A hardier coffee plant could save yields worldwide from climate change

Cultivated and wild coffee plants alike are facing various threats, a changing climate high among them.

Coffee is one of the most popular beverages in the world with well over 2 billion cups of it consumed daily. Yet cultivated and wild coffee plants alike are facing various threats, a changing climate high among them. In fact, coffee yields could plummet by 50% in coming decades, experts have warned.

A solution, according to a team of scientists from Uganda and the United Kingdom, lies in changing the way farmers grow coffee plants in the face of warming temperatures and less predictable rainfall.

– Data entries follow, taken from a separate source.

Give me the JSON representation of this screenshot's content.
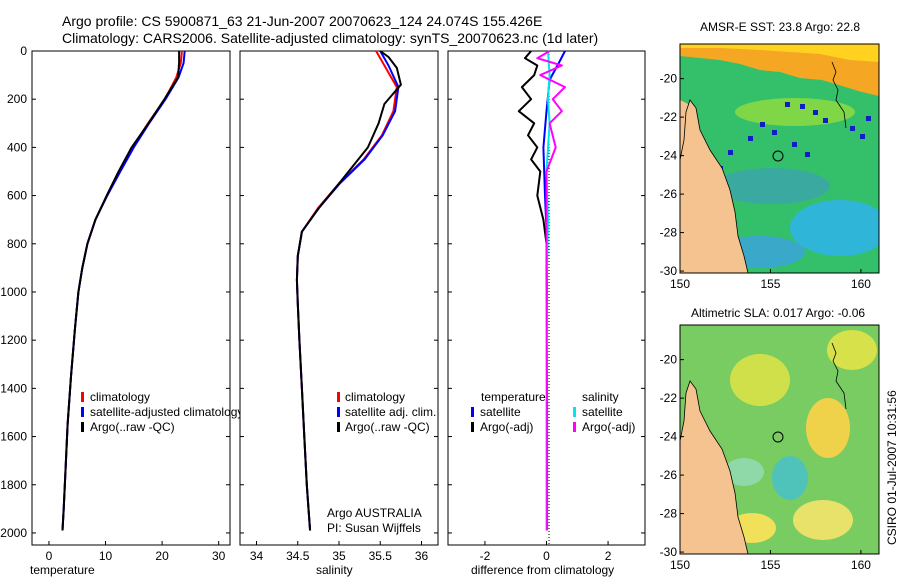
{
  "header": {
    "line1": "Argo profile: CS 5900871_63 21-Jun-2007 20070623_124 24.074S 155.426E",
    "line2": "Climatology: CARS2006. Satellite-adjusted climatology: synTS_20070623.nc (1d later)"
  },
  "side_label": "CSIRO 01-Jul-2007 10:31:56",
  "credit": {
    "line1": "Argo AUSTRALIA",
    "line2": "PI: Susan Wijffels"
  },
  "colors": {
    "climatology": "#ff0000",
    "satellite": "#0000ff",
    "argo": "#000000",
    "sat_salinity": "#00e5ee",
    "argo_salinity": "#ff00ff",
    "land": "#f4c38f"
  },
  "chart_data": [
    {
      "id": "temperature",
      "type": "line",
      "xlabel": "temperature",
      "ylabel": "",
      "xlim": [
        -3,
        32
      ],
      "ylim": [
        2050,
        0
      ],
      "xticks": [
        0,
        10,
        20,
        30
      ],
      "yticks": [
        0,
        200,
        400,
        600,
        800,
        1000,
        1200,
        1400,
        1600,
        1800,
        2000
      ],
      "legend": [
        "climatology",
        "satellite-adjusted climatology",
        "Argo(..raw -QC)"
      ],
      "series": [
        {
          "name": "climatology",
          "color": "#ff0000",
          "x": [
            23.5,
            23.3,
            22.5,
            20.5,
            17.5,
            14.8,
            12.5,
            10.3,
            8.2,
            6.8,
            5.9,
            5.2,
            4.6,
            3.9,
            3.3,
            2.9,
            2.6,
            2.4
          ],
          "y": [
            0,
            50,
            110,
            200,
            300,
            400,
            500,
            600,
            700,
            800,
            900,
            1000,
            1150,
            1350,
            1550,
            1750,
            1900,
            1990
          ]
        },
        {
          "name": "satellite-adjusted climatology",
          "color": "#0000ff",
          "x": [
            24.0,
            23.8,
            22.9,
            20.6,
            17.7,
            15.0,
            12.6,
            10.3,
            8.2,
            6.8,
            5.9,
            5.2,
            4.6,
            3.9,
            3.3,
            2.9,
            2.6,
            2.4
          ],
          "y": [
            0,
            50,
            110,
            200,
            300,
            400,
            500,
            600,
            700,
            800,
            900,
            1000,
            1150,
            1350,
            1550,
            1750,
            1900,
            1990
          ]
        },
        {
          "name": "Argo(..raw -QC)",
          "color": "#000000",
          "x": [
            23.0,
            23.0,
            22.8,
            20.4,
            17.6,
            14.6,
            12.3,
            10.2,
            8.2,
            6.8,
            5.9,
            5.2,
            4.6,
            3.9,
            3.3,
            2.9,
            2.6,
            2.4
          ],
          "y": [
            0,
            50,
            110,
            200,
            300,
            400,
            500,
            600,
            700,
            800,
            900,
            1000,
            1150,
            1350,
            1550,
            1750,
            1900,
            1990
          ]
        }
      ]
    },
    {
      "id": "salinity",
      "type": "line",
      "xlabel": "salinity",
      "ylabel": "",
      "xlim": [
        33.8,
        36.2
      ],
      "ylim": [
        2050,
        0
      ],
      "xticks": [
        34,
        34.5,
        35,
        35.5,
        36
      ],
      "legend": [
        "climatology",
        "satellite adj. clim.",
        "Argo(..raw -QC)"
      ],
      "series": [
        {
          "name": "climatology",
          "color": "#ff0000",
          "x": [
            35.45,
            35.55,
            35.7,
            35.66,
            35.52,
            35.3,
            35.0,
            34.75,
            34.55,
            34.5,
            34.49,
            34.5,
            34.52,
            34.55,
            34.58,
            34.61,
            34.63,
            34.65
          ],
          "y": [
            0,
            60,
            150,
            250,
            350,
            450,
            550,
            650,
            750,
            850,
            950,
            1050,
            1200,
            1400,
            1600,
            1800,
            1900,
            1990
          ]
        },
        {
          "name": "satellite adj. clim.",
          "color": "#0000ff",
          "x": [
            35.5,
            35.6,
            35.72,
            35.68,
            35.53,
            35.31,
            35.01,
            34.76,
            34.55,
            34.5,
            34.49,
            34.5,
            34.52,
            34.55,
            34.58,
            34.61,
            34.63,
            34.65
          ],
          "y": [
            0,
            60,
            150,
            250,
            350,
            450,
            550,
            650,
            750,
            850,
            950,
            1050,
            1200,
            1400,
            1600,
            1800,
            1900,
            1990
          ]
        },
        {
          "name": "Argo(..raw -QC)",
          "color": "#000000",
          "x": [
            35.5,
            35.6,
            35.7,
            35.75,
            35.65,
            35.55,
            35.48,
            35.35,
            35.0,
            34.76,
            34.55,
            34.5,
            34.49,
            34.5,
            34.52,
            34.55,
            34.58,
            34.61,
            34.63,
            34.65
          ],
          "y": [
            0,
            25,
            70,
            140,
            180,
            220,
            300,
            400,
            550,
            650,
            750,
            850,
            950,
            1050,
            1200,
            1400,
            1600,
            1800,
            1900,
            1990
          ]
        }
      ]
    },
    {
      "id": "difference",
      "type": "line",
      "xlabel": "difference from climatology",
      "ylabel": "",
      "xlim": [
        -3.2,
        3.2
      ],
      "ylim": [
        2050,
        0
      ],
      "xticks": [
        -2,
        0,
        2
      ],
      "legend_headers": [
        "temperature",
        "salinity"
      ],
      "legend": [
        "satellite",
        "Argo(-adj)",
        "satellite",
        "Argo(-adj)"
      ],
      "series": [
        {
          "name": "temperature satellite",
          "color": "#0000ff",
          "x": [
            0.6,
            0.4,
            0.1,
            0.0,
            -0.1,
            -0.05,
            0.02,
            0.0,
            0.0,
            0.0
          ],
          "y": [
            0,
            50,
            120,
            250,
            400,
            600,
            800,
            1200,
            1600,
            1990
          ]
        },
        {
          "name": "temperature Argo(-adj)",
          "color": "#000000",
          "x": [
            -0.5,
            -0.7,
            -0.3,
            -0.4,
            -0.8,
            -0.5,
            -0.9,
            -0.4,
            -0.6,
            -0.3,
            -0.5,
            -0.2,
            -0.3,
            -0.1,
            0.0,
            0.0,
            0.0
          ],
          "y": [
            0,
            30,
            60,
            100,
            150,
            200,
            250,
            300,
            350,
            400,
            450,
            500,
            600,
            700,
            800,
            1200,
            1990
          ]
        },
        {
          "name": "salinity satellite",
          "color": "#00e5ee",
          "x": [
            0.05,
            0.1,
            0.05,
            0.1,
            0.0,
            0.05,
            0.0,
            0.0
          ],
          "y": [
            0,
            100,
            200,
            300,
            500,
            700,
            1000,
            1990
          ]
        },
        {
          "name": "salinity Argo(-adj)",
          "color": "#ff00ff",
          "x": [
            0.1,
            -0.3,
            0.5,
            -0.2,
            0.6,
            0.2,
            0.5,
            0.1,
            0.3,
            0.0,
            0.0,
            0.02,
            0.02
          ],
          "y": [
            0,
            30,
            60,
            100,
            150,
            200,
            250,
            300,
            400,
            500,
            800,
            1500,
            1990
          ]
        }
      ]
    },
    {
      "id": "sst_map",
      "type": "heatmap",
      "title": "AMSR-E SST: 23.8 Argo: 22.8",
      "xticks": [
        150,
        155,
        160
      ],
      "yticks": [
        -20,
        -22,
        -24,
        -26,
        -28,
        -30
      ],
      "xlim": [
        150,
        161
      ],
      "ylim": [
        -30.1,
        -18.2
      ]
    },
    {
      "id": "sla_map",
      "type": "heatmap",
      "title": "Altimetric SLA: 0.017 Argo: -0.06",
      "xticks": [
        150,
        155,
        160
      ],
      "yticks": [
        -20,
        -22,
        -24,
        -26,
        -28,
        -30
      ],
      "xlim": [
        150,
        161
      ],
      "ylim": [
        -30.1,
        -18.2
      ]
    }
  ]
}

Currently, the global supply of coffee depends on two species with the more flavorful Arabica (Coffea arabica) accounting for around 55% of global production and Robusta for most of the rest. However, this dependence poses a threat to global coffee supplies because Arabica plants are especially vulnerable to changes in weather patterns.

“In 2021 and 2022, shortfalls in global stocks of these two crop species led to a dramatic increase in the price of coffee, which in the case of Arabica resulted in a short-term doubling of commodity prices,” the scientists note in a study.

A main culprit was droughts in major coffee-producing countries like Brazil, which, along with other climatic threats “demonstrate the link between weather perturbations and market price, and the vulnerability of coffee to abiotic stressors,” the experts add.

In order to fortify their crops against climate-related stresses, the scientists say, coffee growers have three main options. They can move to more suitable areas, they can change how they cultivate their plants, or they can switch from Arabica to more resilient coffee plant varieties such as Liberica.

This third option is the most feasible for most coffee growers, yet Coffea liberica, which originated in western and central Africa, currently accounts for less than 2% of commercially grown coffee.

This variety has proven to be more resilient to changing weather conditions at various sites worldwide where it is grown. In another benefit, the beans stay on the plants after maturing, which makes harvesting easier, the scientists explain.

There are downsides, however, including tougher skin on cherries, which makes it more difficult to process them. “They can also start to ferment if not harvested as soon as they ripen, which ruins the taste of the coffee,” the scientists add.

That said, with Arabica plants increasingly losing out to climate change, switching to more resilient Liberica beans might be one way for us to save our daily cuppas.